Laporan reporter Tribunnews.com, Reynas Abdila
TRIBUNNEWS.COM, JAKARTA – Keluarga Mahasiswa (KM) Institut Teknologi Bandung (ITB) menggelar aksi demonstrasi memprotes langkah Badan Legislasi DPR (Baleg) yang menguji putusan Mahkamah Konstitusi terkait RUU Pilkada 2024 .
Aksi Kampus Ganesha di depan Gedung DPR RI, Senayan, Jakarta, Jumat (23/8/2024) merupakan lanjutan penyampaian aspirasi di depan Kantor DPRD Jabar, Bandung, Kamis (22/1). 8/2024).
Presiden KM ITB, Fidela Marwa Huwaida mengatakan, ada 300 mahasiswa yang turun ke jalan ibu kota hari ini dari Bandung hingga Jakarta.
“Kemarin kita pindah ke Bandung, hari ini kita ke Jakarta, pesannya jangan sampai kita berpuas diri bahkan hanya dengan pernyataan Wakil Presiden DPR RI,” ujarnya dalam wawancara.
Ia menilai pembatalan Proyek Pilkada tidak ada dasar hukumnya.
Menurut dia, pernyataan DPR RI menanggapi gelombang aksi massa kemarin hanya sebatas meredam amarah mahasiswa.
Fidela meyakinkan mahasiswa ITB akan terus mengawal hingga detik-detik terakhir pendaftaran kepala daerah di Komisi Pemilihan Umum (GEC).
“Kami akan memantau sampai sama sekali tidak ada manuver politik yang dilakukan DPR,” ujarnya.
Ia kemudian berpesan kepada Presiden Joko Widodo untuk segera menghentikan politik dinasti dan menguntungkan rekan-rekannya di pemerintahan selanjutnya.

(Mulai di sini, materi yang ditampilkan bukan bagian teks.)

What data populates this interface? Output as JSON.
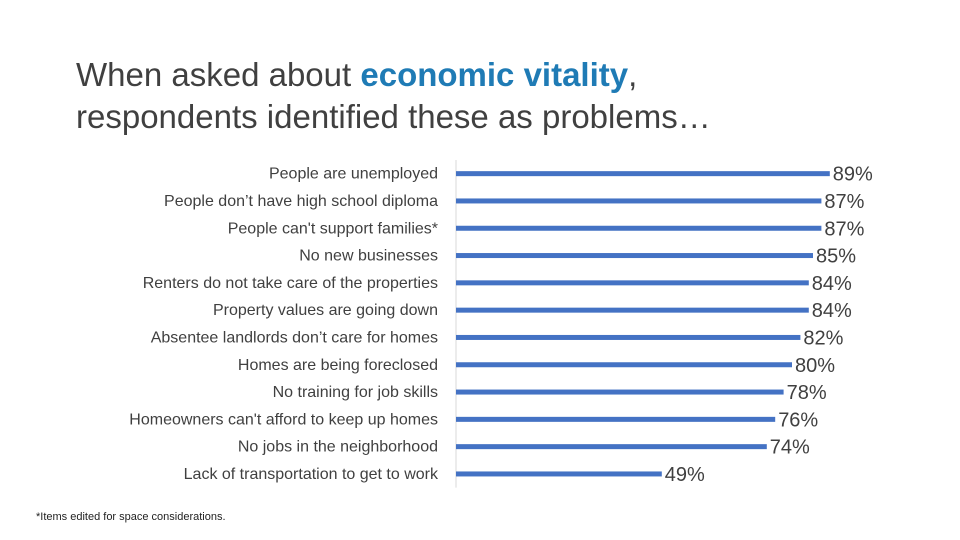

Suara mahasiswa merupakan suara rakyat yang patut didengar oleh rezim pemerintahan Jokowi.
“Di akhir masa pemerintahannya, Jokowi harus menghapus dan membereskan dosa-dosa yang dilakukannya, bukan merampas haknya dan juga mendengarkan aspirasi masyarakat. Tentu saja kami akan terus memantau beliau, kami dari ITB Keluarga para santri tidak akan terbengkalai dan kami juga tidak akan diam,” jelasnya.
Selain ITB, mahasiswa juga bersekolah di Universitas Djuanda Bogor, Keluarga Mahasiswa (KM), Universitas Moestopo dan BEM (SI) Seluruh Indonesia.
Mereka membawa mobil komando yang terparkir di depan Gedung DPR RI, Senayan, Jakarta.
Perwakilan dari saham lain mengatakan, pembangkangan terhadap konstitusi tidak lepas dari kemauan Raja Jawa.
“Apapun bisa terjadi asal raja Jawa mau. Kedepannya, kejadian hari ini hanya akan menjadi awal kejahatan yang lain,” ujarnya.
Bukan tidak mungkin, lanjutnya, media massa akan diam, tidak melegalkan penyitaan aset, dan tidak memberikan ruang evaluasi bagi masyarakat pada pemerintahan mendatang.
“Revolusi… revolusi… bergerak atau mati,” katanya.